“… neredeyse mayıs da son bulacaktı; en son günlerinden birinde, ayın yirmi dokuzunda, sabahın alacakaranlığında kasvetli çan sesleri duyuldu, Hristiyanlar uykularından uyandı, ayağa fırladılar, bu günün anlamını iyi biliyorlardı, kara bir gündü Hristiyanlık için, yollara döküldüler. Klisenin orta yerinde kocaman bir tepsi koliva vardı, sağında solunda siyah krep kurdeleli irice iki mum. Kolivanın üstüne serpilen toz şekerin üzerine iç badem ve tarçınla ölünün adını yazmışlardı: KONSTANTİNOS PELEOLOGOS – Bizansın son imparatoru. Böyle uğursuz bir günde, böyle bir kapkara şafak vakti Osmanlılar onu öldürüp İstanbul’u almışlardı.”

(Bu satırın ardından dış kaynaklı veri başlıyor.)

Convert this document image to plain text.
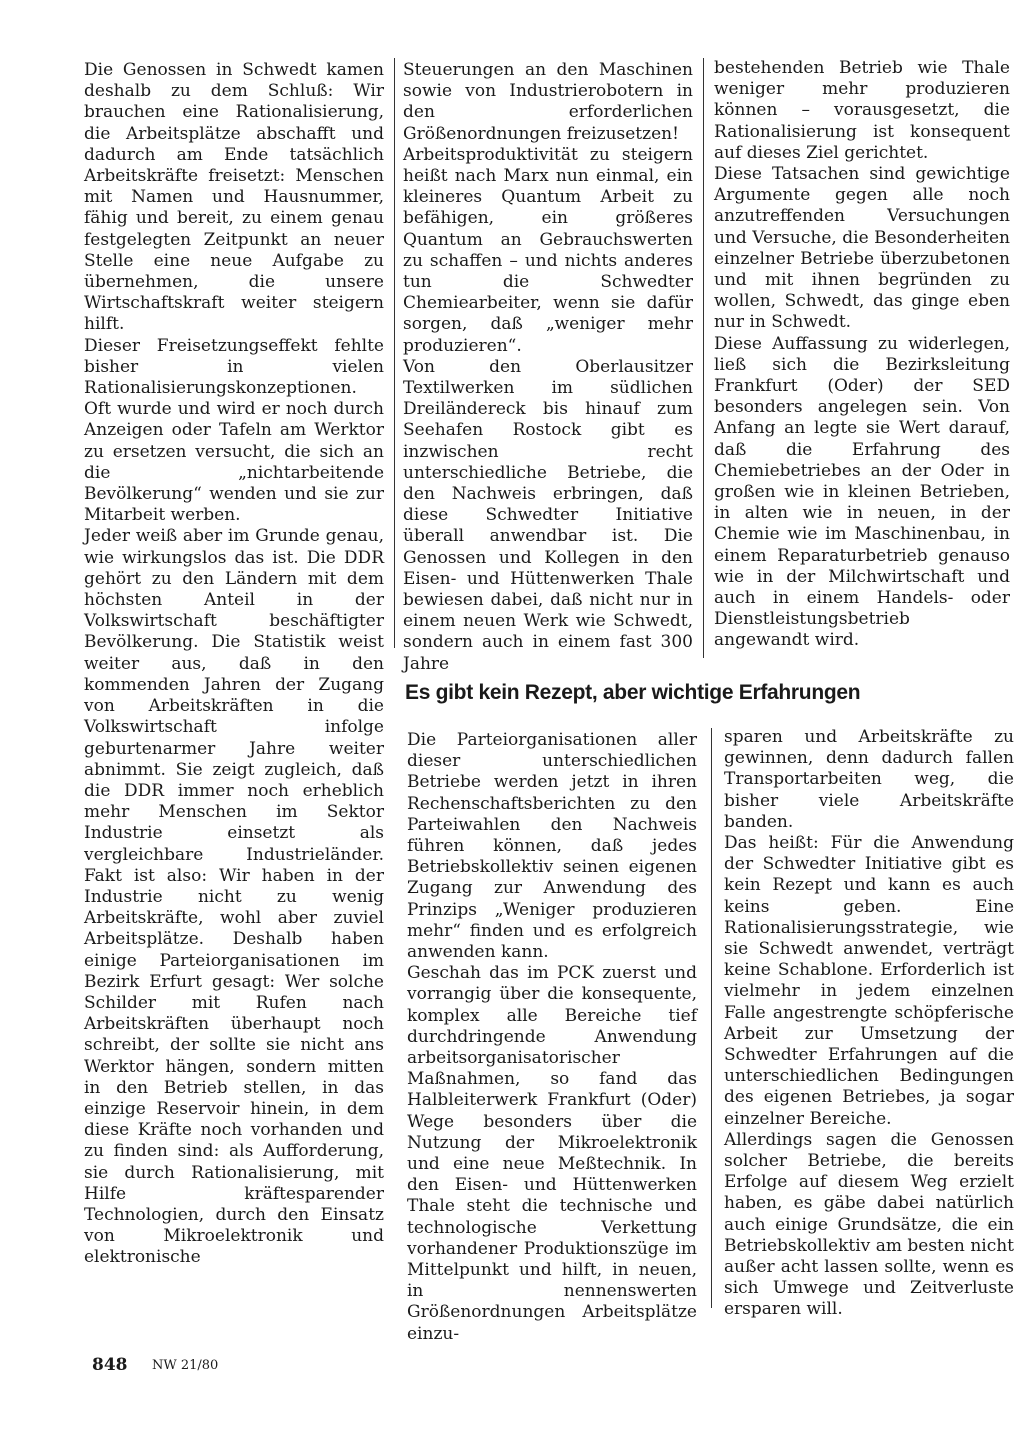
Die Genossen in Schwedt kamen deshalb zu dem Schluß: Wir brauchen eine Rationalisierung, die Arbeitsplätze abschafft und dadurch am Ende tatsächlich Arbeitskräfte freisetzt: Menschen mit Namen und Hausnummer, fähig und bereit, zu einem genau festgelegten Zeitpunkt an neuer Stelle eine neue Aufgabe zu übernehmen, die unsere Wirtschaftskraft weiter steigern hilft.

Dieser Freisetzungseffekt fehlte bisher in vielen Rationalisierungskonzeptionen.

Oft wurde und wird er noch durch Anzeigen oder Tafeln am Werktor zu ersetzen versucht, die sich an die „nichtarbeitende Bevölkerung“ wenden und sie zur Mitarbeit werben.

Jeder weiß aber im Grunde genau, wie wirkungslos das ist. Die DDR gehört zu den Ländern mit dem höchsten Anteil in der Volkswirtschaft beschäftigter Bevölkerung. Die Statistik weist weiter aus, daß in den kommenden Jahren der Zugang von Arbeitskräften in die Volkswirtschaft infolge geburtenarmer Jahre weiter abnimmt. Sie zeigt zugleich, daß die DDR immer noch erheblich mehr Menschen im Sektor Industrie einsetzt als vergleichbare Industrieländer. Fakt ist also: Wir haben in der Industrie nicht zu wenig Arbeitskräfte, wohl aber zuviel Arbeitsplätze. Deshalb haben einige Parteiorganisationen im Bezirk Erfurt gesagt: Wer solche Schilder mit Rufen nach Arbeitskräften überhaupt noch schreibt, der sollte sie nicht ans Werktor hängen, sondern mitten in den Betrieb stellen, in das einzige Reservoir hinein, in dem diese Kräfte noch vorhanden und zu finden sind: als Aufforderung, sie durch Rationalisierung, mit Hilfe kräftesparender Technologien, durch den Einsatz von Mikroelektronik und elektronische

Steuerungen an den Maschinen sowie von Industrierobotern in den erforderlichen Größenordnungen freizusetzen!

Arbeitsproduktivität zu steigern heißt nach Marx nun einmal, ein kleineres Quantum Arbeit zu befähigen, ein größeres Quantum an Gebrauchswerten zu schaffen – und nichts anderes tun die Schwedter Chemiearbeiter, wenn sie dafür sorgen, daß „weniger mehr produzieren“.

Von den Oberlausitzer Textilwerken im südlichen Dreiländereck bis hinauf zum Seehafen Rostock gibt es inzwischen recht unterschiedliche Betriebe, die den Nachweis erbringen, daß diese Schwedter Initiative überall anwendbar ist. Die Genossen und Kollegen in den Eisen- und Hüttenwerken Thale bewiesen dabei, daß nicht nur in einem neuen Werk wie Schwedt, sondern auch in einem fast 300 Jahre

bestehenden Betrieb wie Thale weniger mehr produzieren können – vorausgesetzt, die Rationalisierung ist konsequent auf dieses Ziel gerichtet.

Diese Tatsachen sind gewichtige Argumente gegen alle noch anzutreffenden Versuchungen und Versuche, die Besonderheiten einzelner Betriebe überzubetonen und mit ihnen begründen zu wollen, Schwedt, das ginge eben nur in Schwedt.

Diese Auffassung zu widerlegen, ließ sich die Bezirksleitung Frankfurt (Oder) der SED besonders angelegen sein. Von Anfang an legte sie Wert darauf, daß die Erfahrung des Chemiebetriebes an der Oder in großen wie in kleinen Betrieben, in alten wie in neuen, in der Chemie wie im Maschinenbau, in einem Reparaturbetrieb genauso wie in der Milchwirtschaft und auch in einem Handels- oder Dienstleistungsbetrieb angewandt wird.

Es gibt kein Rezept, aber wichtige Erfahrungen

Die Parteiorganisationen aller dieser unterschiedlichen Betriebe werden jetzt in ihren Rechenschaftsberichten zu den Parteiwahlen den Nachweis führen können, daß jedes Betriebskollektiv seinen eigenen Zugang zur Anwendung des Prinzips „Weniger produzieren mehr“ finden und es erfolgreich anwenden kann.

Geschah das im PCK zuerst und vorrangig über die konsequente, komplex alle Bereiche tief durchdringende Anwendung arbeitsorganisatorischer Maßnahmen, so fand das Halbleiterwerk Frankfurt (Oder) Wege besonders über die Nutzung der Mikroelektronik und eine neue Meßtechnik. In den Eisen- und Hüttenwerken Thale steht die technische und technologische Verkettung vorhandener Produktionszüge im Mittelpunkt und hilft, in neuen, in nennenswerten Größenordnungen Arbeitsplätze einzu-

sparen und Arbeitskräfte zu gewinnen, denn dadurch fallen Transportarbeiten weg, die bisher viele Arbeitskräfte banden.

Das heißt: Für die Anwendung der Schwedter Initiative gibt es kein Rezept und kann es auch keins geben. Eine Rationalisierungsstrategie, wie sie Schwedt anwendet, verträgt keine Schablone. Erforderlich ist vielmehr in jedem einzelnen Falle angestrengte schöpferische Arbeit zur Umsetzung der Schwedter Erfahrungen auf die unterschiedlichen Bedingungen des eigenen Betriebes, ja sogar einzelner Bereiche.

Allerdings sagen die Genossen solcher Betriebe, die bereits Erfolge auf diesem Weg erzielt haben, es gäbe dabei natürlich auch einige Grundsätze, die ein Betriebskollektiv am besten nicht außer acht lassen sollte, wenn es sich Umwege und Zeitverluste ersparen will.

848 NW 21/80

Nikos Kazancakis, İstanbul’un Osmanlılar tarafından fethedilmesinin üstünden 436 yıl geçtikten sonra, Girit’te 1889 yılının 29 Mayıs’ında yaşananları böyle anlatıyor… Aradan bir yüz otuz yıl daha geçti; kendilerini Elen sayanlar, İstanbul’un fethini hala daha büyük bir felaket olarak anıyorlar!
Türkiye Cumhurbaşkanı Erdoğan ise, 2020 yılının 31 Mayıs gününde yani fetihten 567 yıl sonra, fethin bir “işgal” olmadığını belirtiyor: “Fetih açmaktır; fetih gönülleri özellikle kazanmaktır ama bunlar bunu bilmezler. Ecdadımız fethi sadece toprakların ele geçirilmesi değil asıl gönüllerin kazanılması olarak görürdü.”
AYASOFYA TARTIŞMASI
Bir tartışmadır gidiyor… 567 yıl önce, bu kadar tartışılmış değildi herhalde… Ama şimdi, devletler arasında ve belki de daha kötüsü aynı coğrafyayı paylaşan, “koliva” gibi benzer gelenekleri olmasına karşın kendilerini farklı ulusların ve dinlerin mensubu olarak gören insanlar arasında kavgaya neden olabilecek bir tartışma ısrarla devam ettiriliyor. İşin içine liderler, Dışişleri Bakanlıkları da karışıyor. Tartışma, bugünkü devletlerin ‘resmi politikası’ haline dönüşüyor.
Tam 1483 yıl önce inşa edildikten sonra defalarca yenilenmiş olan Ayasofya da bu tartışmanın merkezinde bulunuyor. Neredeyse bizim Kudüs’ümüz olacak!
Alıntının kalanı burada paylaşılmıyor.